MPF/FT report “Lessons for law firms: Putting clients at the heart of your management”

Posted on: August 10, 2011

This report by the Managing Partners Forum http://www.mpfglobal.com/ and the Financial Times was published in June – and was then the subject of a national roadshow – and you can download it here: http://ftcorporate.ft.com/resources/

The purpose of the on-line research into the views of 433 people (17% CEO/chairs of companies and 10% Managing/Senior Partners) was to track the effectiveness of the corporate relationship between professional firms and their clients. 60% of the firms replying had annual sales of over $10m compared with 44% of clients.

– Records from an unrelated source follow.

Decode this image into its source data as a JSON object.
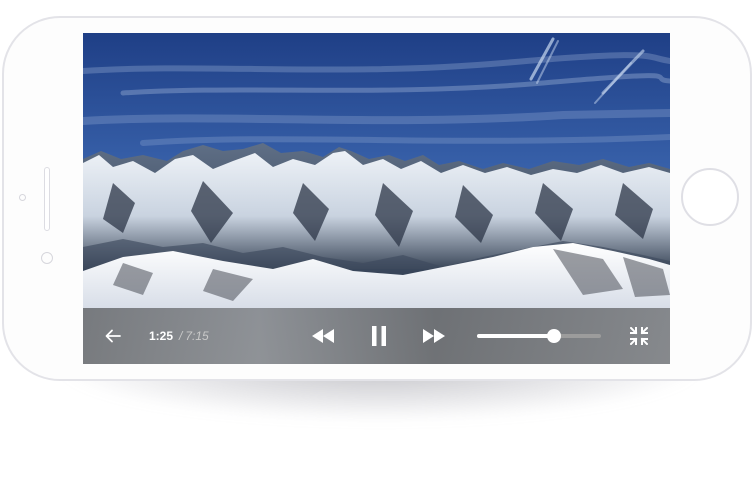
{
  "player": {
    "current_time": "1:25",
    "separator": "/",
    "duration": "7:15",
    "volume_level": 0.62
  },
  "icons": {
    "back": "arrow-left-icon",
    "rewind": "rewind-icon",
    "pause": "pause-icon",
    "forward": "fast-forward-icon",
    "fullscreen": "fullscreen-exit-icon"
  },
  "colors": {
    "control_bar": "#8a8a8a",
    "control_icon": "#ffffff",
    "duration_text": "#c9c9c9",
    "volume_track": "#9c9c9c"
  }
}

The first questions explored the extent to which clients and firms were coping with external factors. The conclusions appeared to show:

  • Firms are more confidence over their effectiveness in dealing with environmental and competitive changes
  • Firms are more positive about effectiveness in dealing with legislation/regulation but not with external markets
  • Clients are more adverse to outsourcing and more concerned about the restructuring of the legal industry
  • Clients are more positive about relying on emerging markets and keeping pace with global restructuring

The next questions related to targeting:

  • Firms are more negative about the impact of the economic downturn and less positive about impact of recovery on prospects
  • There were net increases in instructions in the past year for all types of work, with basic work more stable than complex work (interestingly, basic work increased by 19% whereas complex work increased by 27%)
  • Clients and firms report good prospects for revenue growth
  • Modest reductions in the number of firms instructed and legal spend. More incumbent reviews and more stringent performance management.
  • Firms anticipate far more pressure for fixed fees and new types of services. Clients agree but to a lesser extent

The next questions related to selection:

  • CEOs are incredibly influential in appointing firms – 76% replied that CEOs are primarily responsible and 11% General Counsel and 3% procurement officer (but notice the size of the firms above)
  • For complex work, specialist legal expertise counts far less to clients than understanding the industry and international focus
  • For basic work, pricing is the most critical factor to clients but not as important as firms believe it to be. Other factors included: ability to address immediate needs, transparency of fee structure, understanding of industry, existing relationships, specialist legal expertise, potential for long term relationship, recommendations from peers, international focus, cutting-edge thinking, strong brand and reputation, accessibility of senior partners and deep resources

The next questions related to relationships:

  • For clients, healthy relationships thrive on quick solutions, know-how, trust, communication, transparency and ‘C’ level links
  • Slow response, lack of transparency, inappropriate advice and a sales oriented approach damage relationships
  • Firms believe better communication from clients and focus on long term relationship would most help them meet client needs
  • Clients welcome a broader dialogue. The C-suite relationships are most valued by clients.

The next questions related to know-how:

  • 46% of firms agree that their firm is being encouraged to share its know-how with clients through non-traditional channels
  • Understanding the client’s business is a key aspect of know-how underpinning an effective relationship
  • Channel effectiveness and planned know-how investment by firms are poorly correlated. Social and digital media are least effective.
  • Improvements to deliver of know-how sought by firms are not in the areas where clients are dissatisfied

The final questions related to performance:

  • Firms are strongest in technical know-how. Firms underrate their performance, especially for communications and account handling
  • Informal discussions are the CEOs preferred way to track client satisfaction
  • 40% of firms are not tracking individual fee-earner performance in terms of client satisfaction
  • Management of performance and client satisfaction by their main firm is not at all effective say 30% of clients

The report ends with quotes from CEOs on what they would most like to change:

“Help my business to do the work rather than finding reasons not to do the work.”
(Western Europe – sales $500m to $1bn)

“Be conscious of the total legal costs and stop using too large teams who all bill!”
(Asia Pacific – sales $10m to $100m)

“I do not see that it is my job to instruct lawyers more than once. If they do not confirm to my needs, I will go elsewhere.”
(Western Europe – sales $5m -$10m)

“Stop trying to educate us about changes in the law. We haven’t got the time or background knowledge to understand the technicalities of the law. When a major bill is passed, which is a once in a decade event, let us know.”
(North America – sales $10m to $100m)

“More basic interest in the industry sector rather than just responding to briefs and taking the fees.”
(Western Europe – sales $10m to $100m)

“Less socialising and more getting on with the work so we get faster, better advice and file completion.”
(North America – sales $1bn to $10bn)

There are few surprises here. The relationships and performance sections perhaps merit the closest attention. And the message that firms need to work harder to get closer to clients and really understand their business and sector needs so that service can be aligned is stressed. Again.